L'analisi esplora anche materiali di imballaggio alternativi, come le bioplastiche, le fibre vegetali e i materiali a base proteica, che vengono sempre più commercializzati come sostituti sostenibili delle plastiche convenzionali.


Tuttavia, essere di origine biologica non significa automaticamente essere biodegradabile. Alcuni materiali derivati ​​da risorse rinnovabili come il mais o la canna da zucchero sono chimicamente identici alle plastiche convenzionali, mentre altri richiedono condizioni specifiche per decomporsi.


Il rapporto avverte che gli imballaggi a base vegetale potrebbero comportare rischi per l'agricoltura, come residui di pesticidi, tossine e metalli pesanti. Allo stesso modo, i materiali a base proteica potrebbero causare la migrazione di allergeni, come il glutine, negli alimenti.


Analogamente alle plastiche convenzionali, molte alternative si basano su additivi chimici per migliorarne le prestazioni, tuttavia alcune mancano ancora di dati adeguati sulla sicurezza a lungo termine.

UN experts: Recycled plastics for food need stronger safeguards

Unsplash/Calvin Sihongo: Raccolta di plastica per il riciclaggio a Johannesburg, Sudafrica.



3. Scarsa consapevolezza riguardo alle microplastiche


L'analisi affronta anche le crescenti preoccupazioni dell'opinione pubblica riguardo alle microplastiche e alle nanoplastiche presenti negli alimenti e nelle bevande. Il rilevamento di particelle di plastica microscopiche nel sangue, nei polmoni, nel latte materno e nella placenta umana da parte degli scienziati ha confermato un'esposizione diffusa.

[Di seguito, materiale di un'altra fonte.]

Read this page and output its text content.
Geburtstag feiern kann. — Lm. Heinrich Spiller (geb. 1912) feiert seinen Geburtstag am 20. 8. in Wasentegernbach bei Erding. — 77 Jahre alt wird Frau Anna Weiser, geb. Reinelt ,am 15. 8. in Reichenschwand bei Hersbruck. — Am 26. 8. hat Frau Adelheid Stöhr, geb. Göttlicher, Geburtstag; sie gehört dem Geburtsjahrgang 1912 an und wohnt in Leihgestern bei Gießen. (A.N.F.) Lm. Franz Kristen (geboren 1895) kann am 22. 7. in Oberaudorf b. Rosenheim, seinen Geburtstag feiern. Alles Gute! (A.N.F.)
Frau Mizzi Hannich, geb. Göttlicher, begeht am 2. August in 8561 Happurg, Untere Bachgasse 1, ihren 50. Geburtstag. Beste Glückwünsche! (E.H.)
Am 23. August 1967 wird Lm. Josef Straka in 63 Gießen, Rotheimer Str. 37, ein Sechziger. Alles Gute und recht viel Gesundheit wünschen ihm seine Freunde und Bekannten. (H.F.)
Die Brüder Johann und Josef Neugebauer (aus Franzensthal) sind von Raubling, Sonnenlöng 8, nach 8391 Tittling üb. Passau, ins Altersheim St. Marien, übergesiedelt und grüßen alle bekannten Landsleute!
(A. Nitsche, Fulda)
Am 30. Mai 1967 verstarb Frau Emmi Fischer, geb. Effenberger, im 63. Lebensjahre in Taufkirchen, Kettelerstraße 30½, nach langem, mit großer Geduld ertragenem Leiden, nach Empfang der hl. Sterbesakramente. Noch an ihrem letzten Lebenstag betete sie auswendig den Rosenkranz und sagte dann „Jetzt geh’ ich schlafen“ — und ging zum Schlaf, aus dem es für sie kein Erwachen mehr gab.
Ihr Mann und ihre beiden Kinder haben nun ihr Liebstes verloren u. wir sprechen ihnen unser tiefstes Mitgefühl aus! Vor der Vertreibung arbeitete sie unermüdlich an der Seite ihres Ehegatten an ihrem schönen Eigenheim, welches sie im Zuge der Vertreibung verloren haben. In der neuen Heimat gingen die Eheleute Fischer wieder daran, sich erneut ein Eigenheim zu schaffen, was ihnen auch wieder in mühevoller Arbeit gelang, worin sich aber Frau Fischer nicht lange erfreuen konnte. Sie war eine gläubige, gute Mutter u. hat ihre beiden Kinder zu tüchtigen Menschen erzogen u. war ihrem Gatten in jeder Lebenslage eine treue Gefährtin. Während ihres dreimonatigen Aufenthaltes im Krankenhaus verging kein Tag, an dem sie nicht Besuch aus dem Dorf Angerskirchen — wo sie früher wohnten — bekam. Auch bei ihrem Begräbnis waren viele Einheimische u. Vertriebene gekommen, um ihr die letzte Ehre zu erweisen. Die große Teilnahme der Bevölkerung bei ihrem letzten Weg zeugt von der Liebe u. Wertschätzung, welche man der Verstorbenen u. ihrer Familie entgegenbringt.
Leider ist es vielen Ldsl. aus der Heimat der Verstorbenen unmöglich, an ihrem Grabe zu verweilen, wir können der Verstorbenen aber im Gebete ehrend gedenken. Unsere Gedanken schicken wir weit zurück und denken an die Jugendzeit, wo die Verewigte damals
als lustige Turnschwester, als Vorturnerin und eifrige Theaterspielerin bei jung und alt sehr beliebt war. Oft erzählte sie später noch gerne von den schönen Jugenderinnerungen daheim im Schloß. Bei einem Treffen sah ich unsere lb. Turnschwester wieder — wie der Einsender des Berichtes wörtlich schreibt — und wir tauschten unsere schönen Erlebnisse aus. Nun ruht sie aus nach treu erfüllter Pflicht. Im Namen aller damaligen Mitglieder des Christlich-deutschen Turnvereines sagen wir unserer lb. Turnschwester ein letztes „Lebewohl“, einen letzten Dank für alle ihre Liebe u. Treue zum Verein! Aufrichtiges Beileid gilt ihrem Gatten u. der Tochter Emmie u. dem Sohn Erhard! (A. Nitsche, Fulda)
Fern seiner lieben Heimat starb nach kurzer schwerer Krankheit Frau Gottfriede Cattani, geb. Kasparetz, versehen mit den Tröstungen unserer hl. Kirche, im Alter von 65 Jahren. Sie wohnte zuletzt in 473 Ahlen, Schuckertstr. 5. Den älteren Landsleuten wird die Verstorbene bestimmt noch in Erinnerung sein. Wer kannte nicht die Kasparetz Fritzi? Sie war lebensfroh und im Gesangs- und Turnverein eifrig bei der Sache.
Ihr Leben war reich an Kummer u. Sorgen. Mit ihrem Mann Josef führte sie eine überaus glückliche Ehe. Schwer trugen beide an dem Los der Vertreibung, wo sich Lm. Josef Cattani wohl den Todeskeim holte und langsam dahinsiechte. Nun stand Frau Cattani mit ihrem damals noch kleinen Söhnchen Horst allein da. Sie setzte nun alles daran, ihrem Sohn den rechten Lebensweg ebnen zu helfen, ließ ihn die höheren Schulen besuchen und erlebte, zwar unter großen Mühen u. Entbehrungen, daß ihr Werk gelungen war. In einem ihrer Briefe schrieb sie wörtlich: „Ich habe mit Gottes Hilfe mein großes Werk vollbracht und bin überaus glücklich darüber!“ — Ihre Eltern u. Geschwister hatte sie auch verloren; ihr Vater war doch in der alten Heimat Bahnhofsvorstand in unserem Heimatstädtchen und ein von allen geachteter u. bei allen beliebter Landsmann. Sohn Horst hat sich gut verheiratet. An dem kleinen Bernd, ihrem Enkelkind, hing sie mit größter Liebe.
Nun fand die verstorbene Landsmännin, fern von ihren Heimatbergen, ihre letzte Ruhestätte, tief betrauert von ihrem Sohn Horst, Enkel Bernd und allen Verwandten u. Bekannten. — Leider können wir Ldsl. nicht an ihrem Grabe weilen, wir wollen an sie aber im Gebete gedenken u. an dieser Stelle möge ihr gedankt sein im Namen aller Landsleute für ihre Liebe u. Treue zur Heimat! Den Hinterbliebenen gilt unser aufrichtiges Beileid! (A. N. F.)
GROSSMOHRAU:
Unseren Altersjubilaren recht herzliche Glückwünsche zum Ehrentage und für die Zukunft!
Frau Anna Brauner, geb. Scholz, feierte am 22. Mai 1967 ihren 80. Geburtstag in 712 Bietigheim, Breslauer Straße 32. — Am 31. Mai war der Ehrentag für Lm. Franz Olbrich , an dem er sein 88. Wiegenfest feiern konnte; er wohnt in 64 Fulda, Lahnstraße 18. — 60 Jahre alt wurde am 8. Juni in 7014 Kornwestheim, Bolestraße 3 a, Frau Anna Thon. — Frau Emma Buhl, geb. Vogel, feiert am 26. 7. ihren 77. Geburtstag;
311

Tuttavia, l'assenza di metodi affidabili e uniformi per il rilevamento e la misurazione continua di queste particelle rende difficile valutare con precisione i rischi per la salute.


Il rapporto rileva che anche gli impianti di riciclaggio stessi possono essere una fonte di inquinamento da microplastiche, in particolare durante il processo di riciclaggio meccanico, in cui la plastica viene scomposta in pezzi più piccoli.


Tutto ciò deve iniziare con un processo di riciclaggio adeguatamente controllato che includa la pulizia e la rimozione dei contaminanti chimici, ha affermato il signor Fattori.

UN experts: Recycled plastics for food need stronger safeguards

Unsplash/Arshad Pooloo: Molti oggetti in plastica, come le bottiglie per bevande, sono progettati per un singolo utilizzo.



4. Verso standard globali


Si prevede che questi risultati forniranno spunti utili per le discussioni in corso presso la Commissione del Codex Alimentarius, un organismo internazionale per gli standard alimentari istituito dalla FAO e dall'OMS.


Il rapporto evidenzia come i diversi approcci normativi adottati dai vari Paesi in materia di plastica riciclata e materiali a contatto con gli alimenti rappresentino una sfida sia per il commercio che per la tutela dei consumatori.


Il nostro ruolo è quello di fornire supporto ai paesi, a cominciare dall'armonizzazione delle normative relative all'impatto sulla sicurezza alimentare, ad esempio quelle associate ai materiali di imballaggio, ha affermato il signor Fattori.


Il rapporto indica che l'armonizzazione degli standard globali consentirà ai paesi di rafforzare i sistemi di sicurezza alimentare basati su basi scientifiche e, al contempo, di contribuire a ridurre i rifiuti di plastica.